You have two "ranges" filtering the data. MySQL has no good way to do that.

First, let's check some numbers.

  • How many rows in the result set?
  • How many rows without the IN clause?
  • How many rows without the time range?
  • Is this IN list and this time range typical?

With those, we may be able to decide to focus on filtering on the time range in preference over the IN range.

Meanwhile, let's get rid of the "midnight" bug... Your time range seems to be from the morning of May 1 through midnight of the morning of Oct 31. Perhaps you meant to include all of Oct 31, not just one millisecond of that day? Did you mean to ask for a full 6 months? Suggest this coding style; it's less error-prone:

AND data_received_time >= 1000 *  UNIX_TIMESTAMP('2015-05-01')
AND data_received_time <  1000 * (UNIX_TIMESTAMP('2015-05-01') + INTERVAL 6 MONTH)

Back to the performance question...

If you are looking at a smallish fraction of the total time, then PARTITIONing may be useful for simulating a 2D index. (I mention this as Case #2 in http://mysql.rjweb.org/doc.php/partitionmaint )

If you break the table into, say, 20-40 partitions PARTITION BY RANGE(data_received_time), then "partition pruning" will first filter on the time range. Then your PRIMARY KEY, with imei_no first, filters on the other dimension.

I cannot say how much (if any) this partitioning will speed things up. I would expect small time ranges to benefit (percentage-wise) the most.

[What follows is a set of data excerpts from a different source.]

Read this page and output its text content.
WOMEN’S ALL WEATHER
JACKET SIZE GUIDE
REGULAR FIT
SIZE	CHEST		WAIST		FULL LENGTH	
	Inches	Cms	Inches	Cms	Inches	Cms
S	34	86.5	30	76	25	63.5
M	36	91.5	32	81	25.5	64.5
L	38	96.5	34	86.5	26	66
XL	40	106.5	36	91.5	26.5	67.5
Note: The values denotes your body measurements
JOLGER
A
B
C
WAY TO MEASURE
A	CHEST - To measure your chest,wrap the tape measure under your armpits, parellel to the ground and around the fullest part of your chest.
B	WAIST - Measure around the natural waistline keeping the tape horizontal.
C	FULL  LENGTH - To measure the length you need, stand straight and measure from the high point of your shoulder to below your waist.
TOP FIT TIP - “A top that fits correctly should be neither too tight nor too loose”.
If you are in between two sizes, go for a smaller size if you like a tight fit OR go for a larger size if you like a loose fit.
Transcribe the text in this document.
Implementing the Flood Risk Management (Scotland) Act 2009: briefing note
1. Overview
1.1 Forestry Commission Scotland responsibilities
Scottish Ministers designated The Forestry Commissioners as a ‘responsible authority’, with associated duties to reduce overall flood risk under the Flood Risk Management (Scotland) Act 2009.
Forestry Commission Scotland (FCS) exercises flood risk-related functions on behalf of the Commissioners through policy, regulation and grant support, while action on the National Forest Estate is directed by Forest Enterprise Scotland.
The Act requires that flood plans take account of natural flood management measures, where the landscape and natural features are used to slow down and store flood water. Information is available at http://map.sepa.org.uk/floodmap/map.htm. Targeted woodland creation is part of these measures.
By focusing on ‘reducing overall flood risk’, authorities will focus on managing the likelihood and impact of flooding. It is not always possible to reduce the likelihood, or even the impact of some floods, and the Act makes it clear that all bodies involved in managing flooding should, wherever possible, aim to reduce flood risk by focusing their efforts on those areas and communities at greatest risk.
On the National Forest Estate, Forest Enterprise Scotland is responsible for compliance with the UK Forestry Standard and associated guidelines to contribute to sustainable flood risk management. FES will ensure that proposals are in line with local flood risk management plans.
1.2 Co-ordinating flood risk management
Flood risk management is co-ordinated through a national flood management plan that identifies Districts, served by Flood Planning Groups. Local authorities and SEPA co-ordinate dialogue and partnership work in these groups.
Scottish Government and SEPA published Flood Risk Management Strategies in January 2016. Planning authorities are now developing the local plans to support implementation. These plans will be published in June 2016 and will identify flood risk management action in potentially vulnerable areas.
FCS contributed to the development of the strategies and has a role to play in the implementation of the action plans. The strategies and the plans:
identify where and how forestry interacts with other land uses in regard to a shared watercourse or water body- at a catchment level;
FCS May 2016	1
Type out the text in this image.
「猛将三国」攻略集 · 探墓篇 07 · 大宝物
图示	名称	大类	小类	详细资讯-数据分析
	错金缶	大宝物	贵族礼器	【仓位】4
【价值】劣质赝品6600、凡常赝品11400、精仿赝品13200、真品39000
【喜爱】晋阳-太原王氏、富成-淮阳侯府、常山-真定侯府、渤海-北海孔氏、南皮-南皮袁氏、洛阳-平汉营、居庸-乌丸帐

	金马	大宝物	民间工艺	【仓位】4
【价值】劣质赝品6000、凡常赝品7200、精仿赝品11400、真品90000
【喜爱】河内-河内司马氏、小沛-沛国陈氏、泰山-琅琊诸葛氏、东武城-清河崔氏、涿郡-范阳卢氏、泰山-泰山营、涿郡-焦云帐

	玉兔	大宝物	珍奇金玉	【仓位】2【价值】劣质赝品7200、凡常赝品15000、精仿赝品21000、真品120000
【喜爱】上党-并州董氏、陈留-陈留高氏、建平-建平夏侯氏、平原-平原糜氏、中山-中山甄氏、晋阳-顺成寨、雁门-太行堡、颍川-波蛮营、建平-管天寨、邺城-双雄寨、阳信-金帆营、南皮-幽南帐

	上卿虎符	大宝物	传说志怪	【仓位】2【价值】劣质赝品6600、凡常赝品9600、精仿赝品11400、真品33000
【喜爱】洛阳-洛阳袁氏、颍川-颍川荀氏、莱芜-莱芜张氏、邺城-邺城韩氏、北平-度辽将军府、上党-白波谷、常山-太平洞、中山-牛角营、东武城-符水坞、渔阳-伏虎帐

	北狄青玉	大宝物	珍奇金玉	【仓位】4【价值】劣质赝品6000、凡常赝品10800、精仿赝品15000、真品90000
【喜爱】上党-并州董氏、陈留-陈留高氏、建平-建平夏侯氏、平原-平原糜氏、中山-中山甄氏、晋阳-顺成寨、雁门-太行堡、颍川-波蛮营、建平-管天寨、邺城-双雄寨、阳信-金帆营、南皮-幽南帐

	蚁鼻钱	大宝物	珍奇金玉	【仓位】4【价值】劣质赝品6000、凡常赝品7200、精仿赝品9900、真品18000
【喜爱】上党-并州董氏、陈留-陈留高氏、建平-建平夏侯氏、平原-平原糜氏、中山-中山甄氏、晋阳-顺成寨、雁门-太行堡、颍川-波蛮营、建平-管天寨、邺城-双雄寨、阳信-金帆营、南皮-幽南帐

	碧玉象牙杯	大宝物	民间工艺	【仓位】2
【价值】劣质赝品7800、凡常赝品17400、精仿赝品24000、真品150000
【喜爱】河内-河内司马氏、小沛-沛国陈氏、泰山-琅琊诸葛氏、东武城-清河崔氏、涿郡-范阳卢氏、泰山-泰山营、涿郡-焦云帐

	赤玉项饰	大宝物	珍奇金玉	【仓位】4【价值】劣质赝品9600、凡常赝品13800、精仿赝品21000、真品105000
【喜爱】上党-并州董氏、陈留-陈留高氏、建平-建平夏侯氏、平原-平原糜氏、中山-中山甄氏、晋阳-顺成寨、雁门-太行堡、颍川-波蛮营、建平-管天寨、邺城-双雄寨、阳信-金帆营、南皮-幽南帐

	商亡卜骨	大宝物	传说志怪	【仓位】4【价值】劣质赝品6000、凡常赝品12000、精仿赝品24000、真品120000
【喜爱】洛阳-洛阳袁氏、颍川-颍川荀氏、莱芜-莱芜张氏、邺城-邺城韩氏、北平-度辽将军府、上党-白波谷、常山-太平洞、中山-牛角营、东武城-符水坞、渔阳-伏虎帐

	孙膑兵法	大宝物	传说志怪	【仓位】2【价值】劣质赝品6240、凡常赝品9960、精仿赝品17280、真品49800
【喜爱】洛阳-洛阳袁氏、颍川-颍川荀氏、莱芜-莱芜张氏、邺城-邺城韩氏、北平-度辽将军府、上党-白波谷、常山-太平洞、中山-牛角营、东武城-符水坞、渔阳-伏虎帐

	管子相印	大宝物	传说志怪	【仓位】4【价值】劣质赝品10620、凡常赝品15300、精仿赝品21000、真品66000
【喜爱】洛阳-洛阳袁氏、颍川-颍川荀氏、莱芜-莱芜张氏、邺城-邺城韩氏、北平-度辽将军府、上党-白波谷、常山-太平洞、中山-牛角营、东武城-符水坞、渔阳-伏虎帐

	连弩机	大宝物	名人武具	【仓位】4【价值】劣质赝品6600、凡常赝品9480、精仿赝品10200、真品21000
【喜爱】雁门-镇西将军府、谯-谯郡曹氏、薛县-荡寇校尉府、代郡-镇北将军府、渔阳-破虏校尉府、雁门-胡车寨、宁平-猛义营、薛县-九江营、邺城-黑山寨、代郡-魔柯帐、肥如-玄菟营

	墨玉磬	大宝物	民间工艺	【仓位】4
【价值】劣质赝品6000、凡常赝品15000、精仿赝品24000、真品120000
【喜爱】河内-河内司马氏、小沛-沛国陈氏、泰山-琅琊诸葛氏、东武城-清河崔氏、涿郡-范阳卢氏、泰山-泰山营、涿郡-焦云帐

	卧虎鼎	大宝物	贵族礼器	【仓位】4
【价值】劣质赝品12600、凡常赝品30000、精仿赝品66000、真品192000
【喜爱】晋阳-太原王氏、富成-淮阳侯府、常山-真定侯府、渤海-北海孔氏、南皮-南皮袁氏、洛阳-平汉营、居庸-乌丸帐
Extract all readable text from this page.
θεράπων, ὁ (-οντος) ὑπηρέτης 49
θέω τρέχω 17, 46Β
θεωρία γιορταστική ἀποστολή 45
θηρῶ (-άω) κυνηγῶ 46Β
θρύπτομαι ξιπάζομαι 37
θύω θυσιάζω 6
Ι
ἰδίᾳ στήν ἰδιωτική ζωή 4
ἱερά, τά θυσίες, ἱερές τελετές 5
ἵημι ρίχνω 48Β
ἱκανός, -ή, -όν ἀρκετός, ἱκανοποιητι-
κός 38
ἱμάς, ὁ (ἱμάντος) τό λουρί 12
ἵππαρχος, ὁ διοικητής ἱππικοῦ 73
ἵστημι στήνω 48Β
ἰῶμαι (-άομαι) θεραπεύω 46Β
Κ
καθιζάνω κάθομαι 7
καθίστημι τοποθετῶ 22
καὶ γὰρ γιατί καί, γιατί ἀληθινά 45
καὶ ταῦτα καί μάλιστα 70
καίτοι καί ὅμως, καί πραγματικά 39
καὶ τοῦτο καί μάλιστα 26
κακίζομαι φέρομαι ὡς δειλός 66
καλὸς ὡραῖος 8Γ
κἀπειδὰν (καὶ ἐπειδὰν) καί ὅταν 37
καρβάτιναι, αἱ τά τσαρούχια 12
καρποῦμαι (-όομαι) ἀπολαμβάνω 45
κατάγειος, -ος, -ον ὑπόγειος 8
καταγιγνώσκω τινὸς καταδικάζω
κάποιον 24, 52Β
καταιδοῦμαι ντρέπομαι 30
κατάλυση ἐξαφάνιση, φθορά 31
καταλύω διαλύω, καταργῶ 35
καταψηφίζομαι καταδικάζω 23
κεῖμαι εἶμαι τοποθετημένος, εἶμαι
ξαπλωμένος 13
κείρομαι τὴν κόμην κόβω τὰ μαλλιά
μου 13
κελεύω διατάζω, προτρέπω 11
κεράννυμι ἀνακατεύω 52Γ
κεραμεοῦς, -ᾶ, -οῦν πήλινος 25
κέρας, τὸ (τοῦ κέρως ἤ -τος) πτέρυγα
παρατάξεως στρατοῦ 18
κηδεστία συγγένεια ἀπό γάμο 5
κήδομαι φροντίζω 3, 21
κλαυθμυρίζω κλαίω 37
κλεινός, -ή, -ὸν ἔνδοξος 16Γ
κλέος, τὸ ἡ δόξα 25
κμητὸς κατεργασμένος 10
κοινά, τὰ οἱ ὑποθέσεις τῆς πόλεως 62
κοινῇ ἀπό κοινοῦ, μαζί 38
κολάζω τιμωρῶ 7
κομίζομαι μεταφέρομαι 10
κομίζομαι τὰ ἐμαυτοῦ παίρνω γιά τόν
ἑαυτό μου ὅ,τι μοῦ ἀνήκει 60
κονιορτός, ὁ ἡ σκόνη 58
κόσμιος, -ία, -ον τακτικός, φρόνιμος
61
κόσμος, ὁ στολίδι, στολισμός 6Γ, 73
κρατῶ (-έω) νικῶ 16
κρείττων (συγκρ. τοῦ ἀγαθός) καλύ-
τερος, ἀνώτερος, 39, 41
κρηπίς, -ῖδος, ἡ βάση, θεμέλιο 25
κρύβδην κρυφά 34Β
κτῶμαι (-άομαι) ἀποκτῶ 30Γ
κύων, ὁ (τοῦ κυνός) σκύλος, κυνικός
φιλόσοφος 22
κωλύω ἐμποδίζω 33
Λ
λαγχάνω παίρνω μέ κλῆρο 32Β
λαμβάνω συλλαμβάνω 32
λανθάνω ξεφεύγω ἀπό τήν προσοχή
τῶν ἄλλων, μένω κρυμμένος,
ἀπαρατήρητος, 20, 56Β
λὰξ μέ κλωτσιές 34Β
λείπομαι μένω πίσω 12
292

A time range that hits all partitions will actually be a little slower than without partitioning. (Hence, my "check some numbers" questions.)

Schema notes... (Smaller is faster)

  • BIGINT is 8 bytes. Can odom go beyond 16M miles, the limit for `MEDIUMINT UNSIGNED (3 bytes)?

  • INT(4) -- the (n) means nothing; suggest TINYINT (1 byte) or SMALLINT (2 bytes).

  • Some of the VARCHARs could be 'normalized' to say a 2-byte SMALLINT UNSIGNED.